Futuring: The Nightmares of the Powerful
The single most shared piece of writing in the New York magazine was this spectacular essay by David Wallace-Wells:
It’s a familiar trope - “the end of times” - but with a climate twist. Burning forests, melting icebergs, rising waves lashing the shore and armed mercenaries guarding the rich from the riff raff. We have seen that story in many guises.
It’s an archetype that I call the ‘nightmare of the powerful.’ When you’re a (typically white) person living in a prosperous country in which things work most of the time, every day life doesn’t hold any terrors. The unknown comes in the form of apocalyptic nightmares - the collapse of all civilization, climate catastrophe and so on.

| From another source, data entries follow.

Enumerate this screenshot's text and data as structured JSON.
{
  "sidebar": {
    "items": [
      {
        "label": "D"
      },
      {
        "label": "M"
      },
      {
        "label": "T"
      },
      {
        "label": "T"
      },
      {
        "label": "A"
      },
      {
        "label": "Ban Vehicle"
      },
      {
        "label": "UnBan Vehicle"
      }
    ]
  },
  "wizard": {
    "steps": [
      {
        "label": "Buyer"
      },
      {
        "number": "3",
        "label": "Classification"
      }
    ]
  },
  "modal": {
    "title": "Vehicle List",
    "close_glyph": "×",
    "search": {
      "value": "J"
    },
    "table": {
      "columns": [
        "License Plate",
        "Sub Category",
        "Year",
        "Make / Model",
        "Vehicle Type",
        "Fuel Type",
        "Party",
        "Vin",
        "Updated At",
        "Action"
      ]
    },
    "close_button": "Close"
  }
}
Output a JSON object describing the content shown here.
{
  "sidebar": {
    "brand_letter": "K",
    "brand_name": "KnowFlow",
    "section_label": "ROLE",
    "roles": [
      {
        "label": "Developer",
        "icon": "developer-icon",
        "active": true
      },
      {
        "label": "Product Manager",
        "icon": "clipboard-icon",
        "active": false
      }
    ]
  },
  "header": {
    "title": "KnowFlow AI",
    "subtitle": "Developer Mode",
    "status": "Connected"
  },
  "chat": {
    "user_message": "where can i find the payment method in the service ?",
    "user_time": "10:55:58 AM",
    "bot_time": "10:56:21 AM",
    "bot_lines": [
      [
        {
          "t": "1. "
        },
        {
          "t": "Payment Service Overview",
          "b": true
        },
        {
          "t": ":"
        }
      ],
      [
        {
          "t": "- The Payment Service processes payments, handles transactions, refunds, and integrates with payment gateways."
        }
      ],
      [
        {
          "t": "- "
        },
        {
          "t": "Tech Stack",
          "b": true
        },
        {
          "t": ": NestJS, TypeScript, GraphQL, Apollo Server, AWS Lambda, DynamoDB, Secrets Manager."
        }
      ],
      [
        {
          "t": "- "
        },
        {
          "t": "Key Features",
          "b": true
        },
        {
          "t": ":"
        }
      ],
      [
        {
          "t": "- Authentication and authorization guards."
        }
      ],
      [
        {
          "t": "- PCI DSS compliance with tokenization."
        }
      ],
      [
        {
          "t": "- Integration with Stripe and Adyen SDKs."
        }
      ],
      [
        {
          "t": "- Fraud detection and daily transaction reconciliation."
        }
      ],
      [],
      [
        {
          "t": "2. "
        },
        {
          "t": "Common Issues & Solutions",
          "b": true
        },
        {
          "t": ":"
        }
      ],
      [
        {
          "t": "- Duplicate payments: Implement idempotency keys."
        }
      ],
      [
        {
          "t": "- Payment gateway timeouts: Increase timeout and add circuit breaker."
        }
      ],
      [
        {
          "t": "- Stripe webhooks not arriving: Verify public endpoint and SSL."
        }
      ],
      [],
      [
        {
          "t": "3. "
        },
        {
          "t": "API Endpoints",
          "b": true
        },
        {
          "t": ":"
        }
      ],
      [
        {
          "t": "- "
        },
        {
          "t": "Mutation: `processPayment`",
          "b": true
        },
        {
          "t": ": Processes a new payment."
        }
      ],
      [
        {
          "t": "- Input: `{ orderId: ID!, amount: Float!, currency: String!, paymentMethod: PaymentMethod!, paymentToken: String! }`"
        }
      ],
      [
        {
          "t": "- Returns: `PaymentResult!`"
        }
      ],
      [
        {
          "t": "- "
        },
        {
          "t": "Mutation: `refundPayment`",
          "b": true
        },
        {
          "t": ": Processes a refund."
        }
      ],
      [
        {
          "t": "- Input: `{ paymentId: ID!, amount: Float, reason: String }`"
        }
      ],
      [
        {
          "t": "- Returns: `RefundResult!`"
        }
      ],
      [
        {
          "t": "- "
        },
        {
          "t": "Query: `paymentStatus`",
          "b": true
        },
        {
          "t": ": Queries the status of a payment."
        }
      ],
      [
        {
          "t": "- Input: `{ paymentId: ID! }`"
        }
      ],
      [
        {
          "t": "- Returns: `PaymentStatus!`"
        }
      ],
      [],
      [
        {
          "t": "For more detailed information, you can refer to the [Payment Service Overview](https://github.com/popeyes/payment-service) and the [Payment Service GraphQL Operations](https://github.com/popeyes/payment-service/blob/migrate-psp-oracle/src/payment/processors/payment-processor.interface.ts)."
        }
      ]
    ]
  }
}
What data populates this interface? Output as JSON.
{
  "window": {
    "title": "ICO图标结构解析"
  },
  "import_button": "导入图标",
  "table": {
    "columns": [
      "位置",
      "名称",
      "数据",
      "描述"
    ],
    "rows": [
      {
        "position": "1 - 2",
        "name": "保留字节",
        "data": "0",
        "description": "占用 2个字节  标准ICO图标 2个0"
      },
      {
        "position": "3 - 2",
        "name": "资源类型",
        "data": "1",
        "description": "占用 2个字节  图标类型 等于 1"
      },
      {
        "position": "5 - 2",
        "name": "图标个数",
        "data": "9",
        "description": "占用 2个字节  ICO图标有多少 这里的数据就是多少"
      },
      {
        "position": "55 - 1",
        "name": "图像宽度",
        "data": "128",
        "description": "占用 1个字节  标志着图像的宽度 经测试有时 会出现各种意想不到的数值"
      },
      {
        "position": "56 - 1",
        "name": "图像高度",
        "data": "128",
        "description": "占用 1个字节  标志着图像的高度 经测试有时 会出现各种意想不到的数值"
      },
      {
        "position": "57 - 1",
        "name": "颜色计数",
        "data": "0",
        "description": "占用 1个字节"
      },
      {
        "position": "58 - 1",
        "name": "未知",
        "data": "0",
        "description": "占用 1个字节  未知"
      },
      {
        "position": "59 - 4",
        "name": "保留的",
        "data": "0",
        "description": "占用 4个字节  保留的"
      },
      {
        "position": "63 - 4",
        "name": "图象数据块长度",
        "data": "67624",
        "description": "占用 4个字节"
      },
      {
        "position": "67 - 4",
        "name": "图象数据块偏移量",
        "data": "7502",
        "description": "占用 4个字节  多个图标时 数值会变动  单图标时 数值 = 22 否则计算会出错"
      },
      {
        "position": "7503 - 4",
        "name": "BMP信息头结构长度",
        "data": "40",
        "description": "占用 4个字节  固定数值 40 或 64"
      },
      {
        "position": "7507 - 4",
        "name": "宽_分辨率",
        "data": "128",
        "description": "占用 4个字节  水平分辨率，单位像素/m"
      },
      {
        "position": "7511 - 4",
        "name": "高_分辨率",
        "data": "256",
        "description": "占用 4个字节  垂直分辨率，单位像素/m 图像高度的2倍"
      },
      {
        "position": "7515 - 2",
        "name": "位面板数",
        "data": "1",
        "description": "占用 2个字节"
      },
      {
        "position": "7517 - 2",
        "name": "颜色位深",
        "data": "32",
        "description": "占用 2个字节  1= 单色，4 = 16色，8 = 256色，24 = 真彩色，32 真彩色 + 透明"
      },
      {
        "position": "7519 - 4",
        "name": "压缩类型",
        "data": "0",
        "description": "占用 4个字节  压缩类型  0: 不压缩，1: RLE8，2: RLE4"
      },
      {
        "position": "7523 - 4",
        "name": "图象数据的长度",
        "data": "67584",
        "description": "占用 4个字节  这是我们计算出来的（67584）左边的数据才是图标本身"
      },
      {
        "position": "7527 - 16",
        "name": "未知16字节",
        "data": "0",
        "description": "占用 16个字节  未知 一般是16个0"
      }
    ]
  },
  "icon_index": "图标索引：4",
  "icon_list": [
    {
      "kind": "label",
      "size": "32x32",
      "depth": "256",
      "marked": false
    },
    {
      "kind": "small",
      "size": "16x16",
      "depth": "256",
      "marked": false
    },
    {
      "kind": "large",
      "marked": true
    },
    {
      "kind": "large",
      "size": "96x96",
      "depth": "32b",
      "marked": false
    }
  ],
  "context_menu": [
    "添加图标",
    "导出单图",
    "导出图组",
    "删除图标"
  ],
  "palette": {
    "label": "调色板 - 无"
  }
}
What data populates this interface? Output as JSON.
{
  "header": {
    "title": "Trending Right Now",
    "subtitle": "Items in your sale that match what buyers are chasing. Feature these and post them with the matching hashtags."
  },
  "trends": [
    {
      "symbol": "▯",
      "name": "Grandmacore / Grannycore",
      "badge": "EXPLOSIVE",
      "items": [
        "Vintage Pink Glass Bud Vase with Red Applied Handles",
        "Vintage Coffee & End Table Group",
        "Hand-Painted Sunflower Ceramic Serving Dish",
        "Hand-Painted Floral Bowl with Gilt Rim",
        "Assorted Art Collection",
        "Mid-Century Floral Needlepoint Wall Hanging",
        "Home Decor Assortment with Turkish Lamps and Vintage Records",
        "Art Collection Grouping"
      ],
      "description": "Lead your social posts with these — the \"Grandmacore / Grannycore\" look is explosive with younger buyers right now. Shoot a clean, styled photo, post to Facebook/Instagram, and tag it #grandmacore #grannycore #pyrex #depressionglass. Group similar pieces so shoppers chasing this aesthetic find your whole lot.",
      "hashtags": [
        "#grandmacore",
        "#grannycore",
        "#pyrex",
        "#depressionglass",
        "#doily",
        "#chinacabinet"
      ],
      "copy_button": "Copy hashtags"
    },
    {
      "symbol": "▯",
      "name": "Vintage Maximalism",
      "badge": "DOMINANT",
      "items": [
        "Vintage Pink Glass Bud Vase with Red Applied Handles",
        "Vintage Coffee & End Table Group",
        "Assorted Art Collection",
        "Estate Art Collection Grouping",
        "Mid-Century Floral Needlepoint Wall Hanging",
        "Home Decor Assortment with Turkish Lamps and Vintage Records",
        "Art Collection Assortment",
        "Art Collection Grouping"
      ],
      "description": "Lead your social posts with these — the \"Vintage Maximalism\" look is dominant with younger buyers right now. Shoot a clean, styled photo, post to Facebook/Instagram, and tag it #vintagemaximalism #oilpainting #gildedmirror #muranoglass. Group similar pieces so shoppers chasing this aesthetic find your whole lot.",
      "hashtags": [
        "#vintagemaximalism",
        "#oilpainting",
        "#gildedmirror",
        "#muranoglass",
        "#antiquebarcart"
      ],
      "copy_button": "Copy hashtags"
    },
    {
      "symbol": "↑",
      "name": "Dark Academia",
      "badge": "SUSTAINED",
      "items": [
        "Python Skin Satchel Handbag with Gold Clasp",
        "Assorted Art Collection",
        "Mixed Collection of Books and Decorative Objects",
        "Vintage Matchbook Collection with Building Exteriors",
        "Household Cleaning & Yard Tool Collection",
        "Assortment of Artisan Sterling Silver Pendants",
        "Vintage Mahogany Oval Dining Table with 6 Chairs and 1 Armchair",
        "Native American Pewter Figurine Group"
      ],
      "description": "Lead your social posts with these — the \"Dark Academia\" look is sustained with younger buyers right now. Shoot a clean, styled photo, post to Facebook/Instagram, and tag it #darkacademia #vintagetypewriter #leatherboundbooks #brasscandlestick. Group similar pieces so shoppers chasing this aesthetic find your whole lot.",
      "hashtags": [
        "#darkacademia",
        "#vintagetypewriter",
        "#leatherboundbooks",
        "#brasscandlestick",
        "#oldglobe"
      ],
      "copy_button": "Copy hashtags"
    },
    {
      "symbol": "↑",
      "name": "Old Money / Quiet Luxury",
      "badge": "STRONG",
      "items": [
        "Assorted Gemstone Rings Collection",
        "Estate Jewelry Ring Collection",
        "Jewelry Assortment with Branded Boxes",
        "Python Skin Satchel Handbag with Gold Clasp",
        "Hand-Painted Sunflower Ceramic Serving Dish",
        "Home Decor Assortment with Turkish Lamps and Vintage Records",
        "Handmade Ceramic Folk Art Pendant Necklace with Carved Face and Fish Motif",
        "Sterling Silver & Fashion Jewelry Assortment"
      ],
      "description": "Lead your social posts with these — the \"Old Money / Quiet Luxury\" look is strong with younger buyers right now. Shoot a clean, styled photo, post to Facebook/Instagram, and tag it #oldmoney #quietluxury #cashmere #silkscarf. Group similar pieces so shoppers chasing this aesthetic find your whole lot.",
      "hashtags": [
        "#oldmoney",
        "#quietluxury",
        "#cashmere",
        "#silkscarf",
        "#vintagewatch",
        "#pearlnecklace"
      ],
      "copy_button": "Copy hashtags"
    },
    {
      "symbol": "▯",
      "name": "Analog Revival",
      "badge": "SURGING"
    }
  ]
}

Contrast that with India. Most Indians live lives of injustice, of systems designed to exploit and discriminate. We don’t need nightmares at the edge of the horizon; everyday life reveals enough evidence that life isn’t ideal. In this reality, being told that the world might collapse because of climate change feels like an awkward truth.
The flip side is that we don’t have to imagine a spectacular resolution either, launching enormous machines that will suck carbon out of the atmosphere, making the world safe for humanity as a whole. Instead, we can imagine mundane forms of flourishing that leave the earth better off than when we started.
It’s a mistake to think the visions and nightmares of the powerful are the only ‘true’ visions and nightmares; that’s a linear mind in action, not a wicked mind. Part of our exploration of India in the era of climate change is to demonstrate the ‘wickedness’ inherent in that imagination.
One way to think about this exploration is as the cultivation of a specific skill: futuring. Futuring, like any other depiction, can be cartoon like or realistic, crude or nuanced. Utopias, apocalypses, slow disasters and gradual progress can all live within the universe of possible futures. We are rarely taught how to do it, let alone how to do it well, but a wicked mind should have a reasonable grasp of the skill. The course that just ended was our first experiment in collective futuring. We hope to refine that offering as a core virtue of a wicked mind.